When an AI rewrites your code, even if it preserves the same functionality, is it still your code? The implementation details, the particular choices made along the way, the subtle bugs and their fixes — all of these contribute to the unique fingerprint of a codebase.
// Original implementation
function detectEncoding(buffer) {
const detector = new CharsetDetector();
return detector.detect(buffer);
}
// AI-generated port with different design
const detectEncoding = async (buffer) => {
const result = await analyzeBuffer(buffer);
return result.encoding;
};
The Role of Tests in Code Identity
What's fascinating about the AI-driven porting process is that it uses tests as the specification. The tests become the identity of the code — they define what the code is, not how it does it. This is a profound shift in how we think about software.
When I write code, I'm making thousands of small decisions. Should this be a class or a function? Should this error be handled here or passed up the stack? Should this data structure be an array or a map? Each of these decisions is informed by my experience, my mental model of the problem, and my aesthetic preferences about code.
An AI making these decisions based on a test suite is free from all of that baggage. It might make different choices, some of which might be better. But are these choices still "mine"? Does the code still reflect my intentions as a programmer?
Implications for Open Source
This has profound implications for open source licensing. If an AI can be pointed at a codebase and generate a clean-room implementation that passes the same tests, what happens to the original author's rights and attribution?
"The question is not whether AI can reproduce your code, but whether we consider the output to be a derivative work."
Current open source licenses assume that code is copied, modified, or extended. They don't account for the possibility that code could be "read" and then "reimplemented" by an AI. The legal framework we have wasn't designed for this scenario.
Consider the implications:
- Copyleft licenses like GPL require derivative works to be licensed under the same terms.
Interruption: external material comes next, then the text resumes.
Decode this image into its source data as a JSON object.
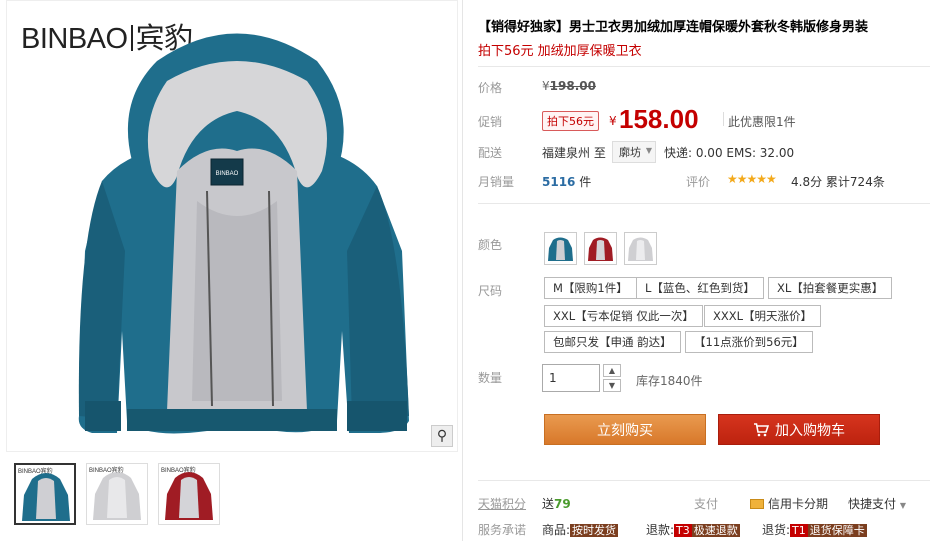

But is AI-generated code based on GPL-licensed code a derivative work?
- Permissive licenses like MIT require attribution. But if an AI "learns" from MIT-licensed code and produces similar code, does that attribution requirement transfer?
- Trade secrets are protected by not sharing code. But if an AI can reverse-engineer functionality from tests or public documentation, what happens to that protection?
The Future of Code Ownership
As we navigate this new landscape, we'll need to develop new norms and possibly new legal frameworks around code ownership and attribution in the age of AI-generated software.
Perhaps the solution lies in being more explicit about what we consider the "essence" of our code. Is it:
- The specific implementation details?
- The algorithmic approach?
- The API surface?
- The test suite?
- Or something else entirely?
My suspicion is that we'll need to think about code on multiple levels, with different rules for each. The API surface might be one thing (with its own copyright considerations), while the implementation might be another. Tests might occupy a middle ground — functional specifications that are neither purely API nor purely implementation.
What's clear is that the old ways of thinking about code ownership are being challenged. The Ship of Theseus isn't just a philosophical puzzle anymore — it's a practical question that we, as an industry, need to answer.
And unlike the ancient Greeks, we can't afford to debate it indefinitely. The AI systems are already here, and they're already rewriting our code, one function at a time.